Monday, February 28, 2005

28 february 2005

I think I have a bar.

Like, the kind of place where I know all the bartenders, and they know me. I know when they work. I know what they serve, and what they make best, and what it costs. I know where each of them is from, and how long they’ve been here, and at least one version of why.

I know the other regulars. I can go there at 8 pm on a Monday or 3 am on a Saturday and enjoy it the same.

I can go alone.

My bar is called the Doos. It is pronounced, more or less, dose. It is an unglamorous, unmarked, illegal bar underneath a highrise. From the outside it looks like a big black utility door, but when you heave it open – which you never would – there is a bar inside. A poorly lit, poorly painted, marvelous bar I love.
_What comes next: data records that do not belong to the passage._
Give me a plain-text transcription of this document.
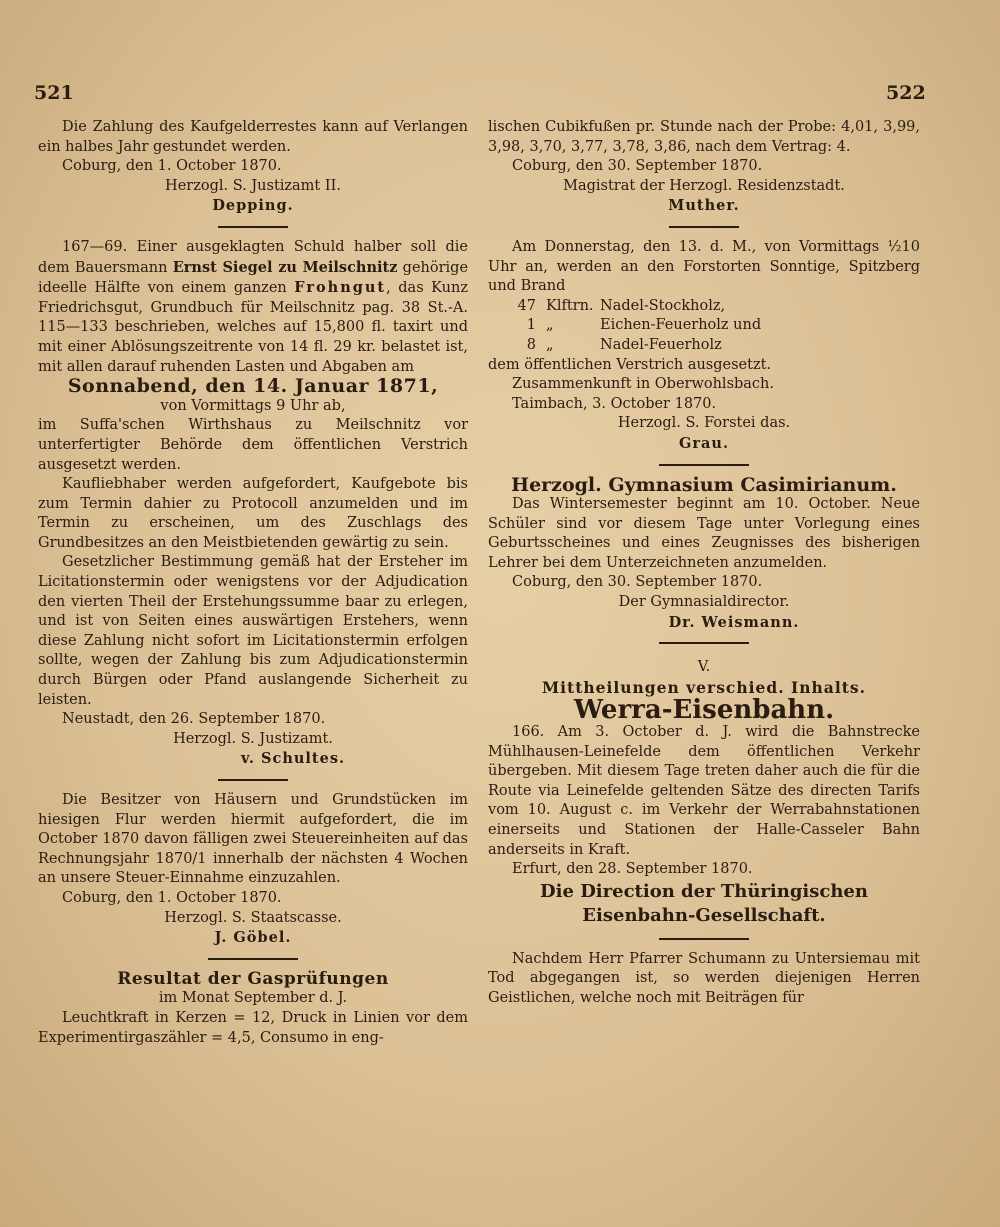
521	522

Die Zahlung des Kaufgelderrestes kann auf Verlangen ein halbes Jahr gestundet werden.

Coburg, den 1. October 1870.

Herzogl. S. Justizamt II.

Depping.

167—69. Einer ausgeklagten Schuld halber soll die dem Bauersmann Ernst Siegel zu Meilschnitz gehörige ideelle Hälfte von einem ganzen Frohngut, das Kunz Friedrichsgut, Grundbuch für Meilschnitz pag. 38 St.-A. 115—133 beschrieben, welches auf 15,800 fl. taxirt und mit einer Ablösungszeitrente von 14 fl. 29 kr. belastet ist, mit allen darauf ruhenden Lasten und Abgaben am

Sonnabend, den 14. Januar 1871,

von Vormittags 9 Uhr ab,

im Suffa'schen Wirthshaus zu Meilschnitz vor unterfertigter Behörde dem öffentlichen Verstrich ausgesetzt werden.

Kaufliebhaber werden aufgefordert, Kaufgebote bis zum Termin dahier zu Protocoll anzumelden und im Termin zu erscheinen, um des Zuschlags des Grundbesitzes an den Meistbietenden gewärtig zu sein.

Gesetzlicher Bestimmung gemäß hat der Ersteher im Licitationstermin oder wenigstens vor der Adjudication den vierten Theil der Erstehungssumme baar zu erlegen, und ist von Seiten eines auswärtigen Erstehers, wenn diese Zahlung nicht sofort im Licitationstermin erfolgen sollte, wegen der Zahlung bis zum Adjudicationstermin durch Bürgen oder Pfand auslangende Sicherheit zu leisten.

Neustadt, den 26. September 1870.

Herzogl. S. Justizamt.

v. Schultes.

Die Besitzer von Häusern und Grundstücken im hiesigen Flur werden hiermit aufgefordert, die im October 1870 davon fälligen zwei Steuereinheiten auf das Rechnungsjahr 1870/1 innerhalb der nächsten 4 Wochen an unsere Steuer-Einnahme einzuzahlen.

Coburg, den 1. October 1870.

Herzogl. S. Staatscasse.

J. Göbel.

Resultat der Gasprüfungen

im Monat September d. J.

Leuchtkraft in Kerzen = 12, Druck in Linien vor dem Experimentirgaszähler = 4,5, Consumo in eng-

lischen Cubikfußen pr. Stunde nach der Probe: 4,01, 3,99, 3,98, 3,70, 3,77, 3,78, 3,86, nach dem Vertrag: 4.

Coburg, den 30. September 1870.

Magistrat der Herzogl. Residenzstadt.

Muther.

Am Donnerstag, den 13. d. M., von Vormittags ½10 Uhr an, werden an den Forstorten Sonntige, Spitzberg und Brand

47 Klftrn. Nadel-Stockholz,
1 „	Eichen-Feuerholz und
8 „	Nadel-Feuerholz

dem öffentlichen Verstrich ausgesetzt.

Zusammenkunft in Oberwohlsbach.

Taimbach, 3. October 1870.

Herzogl. S. Forstei das.

Grau.

Herzogl. Gymnasium Casimirianum.

Das Wintersemester beginnt am 10. October. Neue Schüler sind vor diesem Tage unter Vorlegung eines Geburtsscheines und eines Zeugnisses des bisherigen Lehrer bei dem Unterzeichneten anzumelden.

Coburg, den 30. September 1870.

Der Gymnasialdirector.

Dr. Weismann.

V.

Mittheilungen verschied. Inhalts.

Werra-Eisenbahn.

166. Am 3. October d. J. wird die Bahnstrecke Mühlhausen-Leinefelde dem öffentlichen Verkehr übergeben. Mit diesem Tage treten daher auch die für die Route via Leinefelde geltenden Sätze des directen Tarifs vom 10. August c. im Verkehr der Werrabahnstationen einerseits und Stationen der Halle-Casseler Bahn anderseits in Kraft.

Erfurt, den 28. September 1870.

Die Direction der Thüringischen Eisenbahn-Gesellschaft.

Nachdem Herr Pfarrer Schumann zu Untersiemau mit Tod abgegangen ist, so werden diejenigen Herren Geistlichen, welche noch mit Beiträgen für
It feels like the basement that one of your friends had in high school, a big damp basement where the adults didn’t venture, where you could stay up all night and be loud and play bad music and smoke pot and watch movies and make out and throw parties. All of these things happen at the Doos. Except there is a full bar, just like you would have had in high school if you could have.

In high school, my friends didn’t drink. We dressed up in funny costumes and hung out at Barnes & Noble or Houlihans. Such is the curse of the suburbs.

But now I have a bar. I have never had a bar before.

From now on, wherever I live, I will have a bar.